Published Dec. 4, 1997, in the Herald-Journal.
They are beautiful, if haunting, images, carved out of the earth in a way that demands we remember the artists. It was a way for oppressed, powerless and desperate people to say, "We were here." The faces carved in the walls of the old Wesleyan Methodist Church at Columbus Circle are tangible pieces of history. They are the expressions of people who were on their way from bondage to freedom. They are faces of hope.
We learned recently that the faces may be moved, taken out of the basement that sheltered former slaves traveling on the Underground Railroad and sent all the way to Ohio to be part of a museum there. Perhaps that is the best thing for them. The planned $70 million museum may be the only place with the dedication and the practical means to preserve the faces, to do what their carvers hoped, to memorialize them.

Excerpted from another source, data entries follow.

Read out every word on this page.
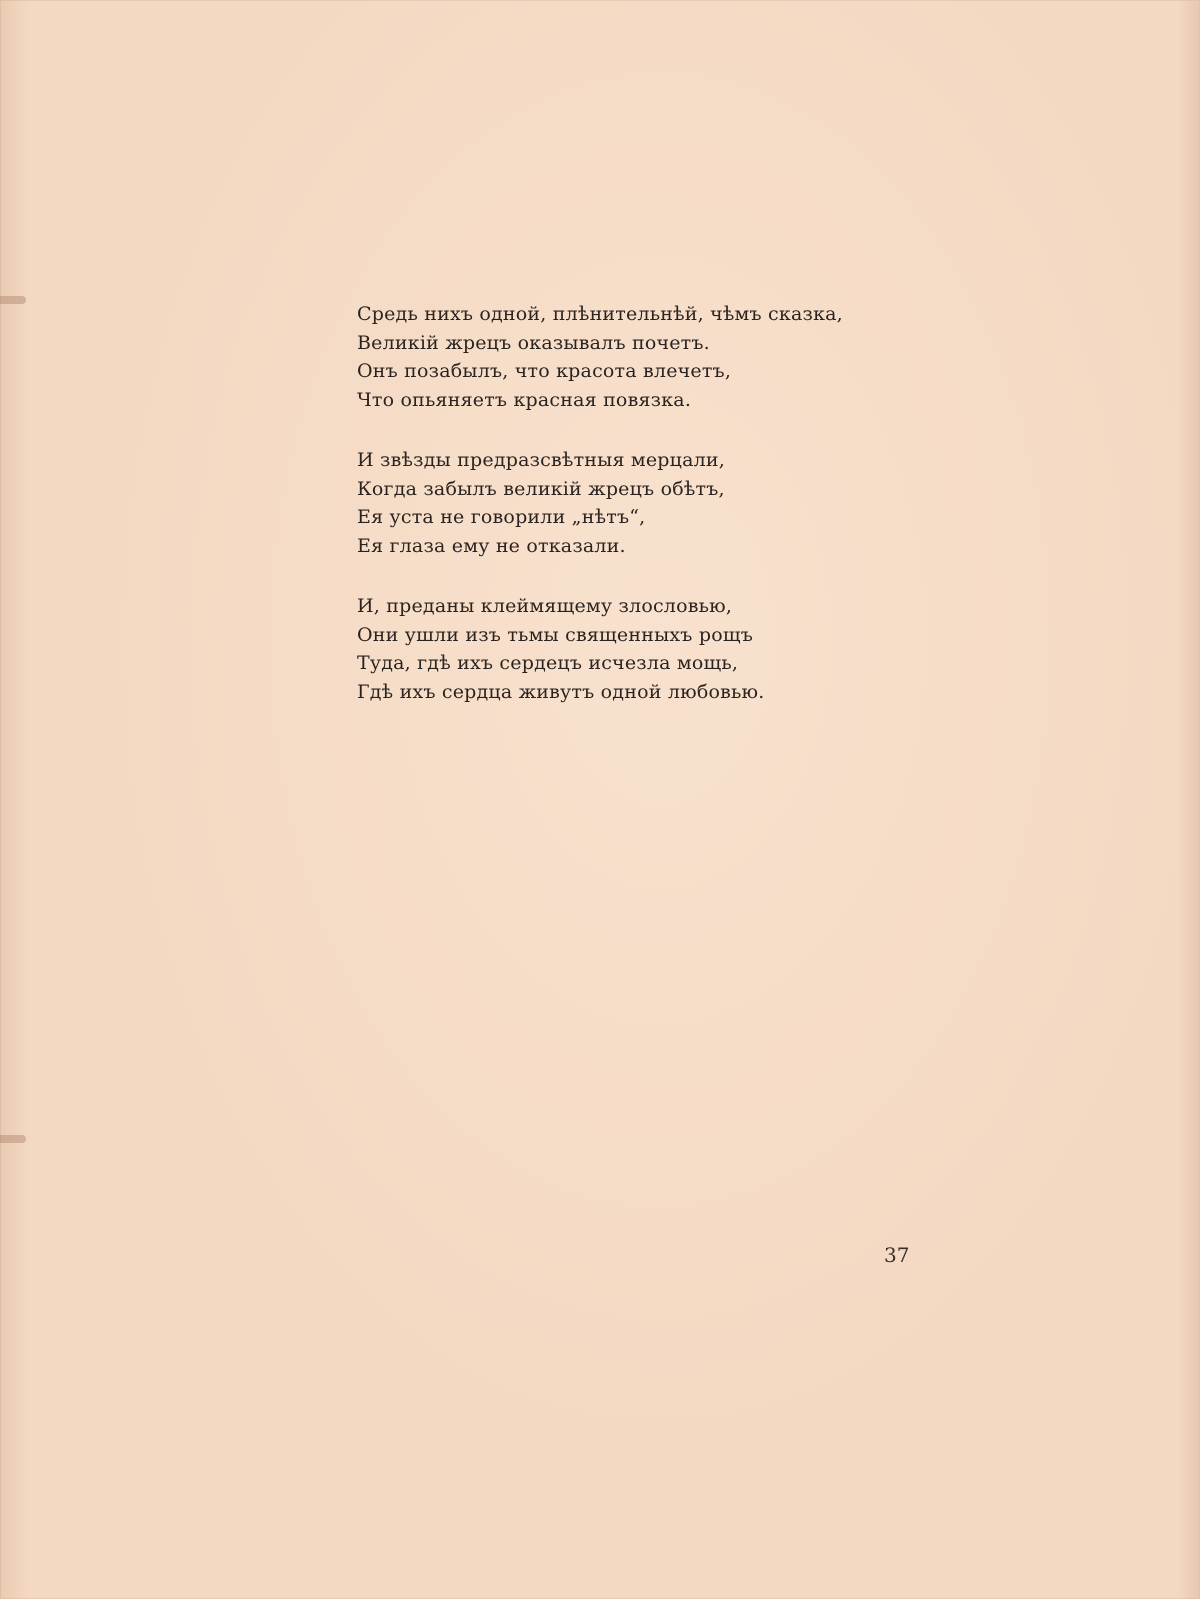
Средь нихъ одной, плѣнительнѣй, чѣмъ сказка,
Великій жрецъ оказывалъ почетъ.
Онъ позабылъ, что красота влечетъ,
Что опьяняетъ красная повязка.
И звѣзды предразсвѣтныя мерцали,
Когда забылъ великій жрецъ обѣтъ,
Ея уста не говорили „нѣтъ“,
Ея глаза ему не отказали.
И, преданы клеймящему злословью,
Они ушли изъ тьмы священныхъ рощъ
Туда, гдѣ ихъ сердецъ исчезла мощь,
Гдѣ ихъ сердца живутъ одной любовью.
37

The faces need an immediate $250,000 rescue, which Carl B. Westmoreland, a director of the National Underground Railroad Freedom Center in Cincinnati, Ohio has committed to pay for. Beyond that, full restoration and display costs could run into the millions.
A group of people who hope to keep the faces in Syracuse has started meeting, making plans to raise money. We wish them well. It would be a shame for Central New York to lose what really is a living link with the past. But we are saddened that even if a group of dedicated volunteers succeeds, even if the faces are restored and remain here, there is no good place for them. The legacy of Syracuse's abolitionists, of its status as a stop on the Underground Railroad is largely invisible here.
The Jerry Rescue monument, a piece with much to admire, offers little context. It freezes one moment, retells one courageous act. But there is so much more. How might a visitor here learn about something of which we all should be proud? It was a time when a group of Syracusans were on the right side of history, a time when they took risks, stood firm for their belief that people should not be enslaved.
The founding pastor of the Wesleyan church, built in 1848, wrote in his autobiography that helping fugitive slaves get to Canada and freedom was the largest work of his life.
"I passed as many as 30 slaves through my hands in a month," he said. The building of the church he founded survives, but the stories of that proud work largely do not.
What is really needed is a place where those stories could be told. African-American history is American history. And it is one that should be preserved. We cannot shrink from the time when people were brought here in chains, when laws were passed denying them the very freedoms this country was built on. As people of different races trying to live together, we will simply not come to understand each other if we cannot acknowledge that past.
We hope the preservation group that wants to keep the faces here will succeed. But it will take a lot more than they can do. It will take commitments from government leaders, and it will take a lot of money. Syracusans rose up and did the right thing more than 100 years ago. We believe their descendents can do the same.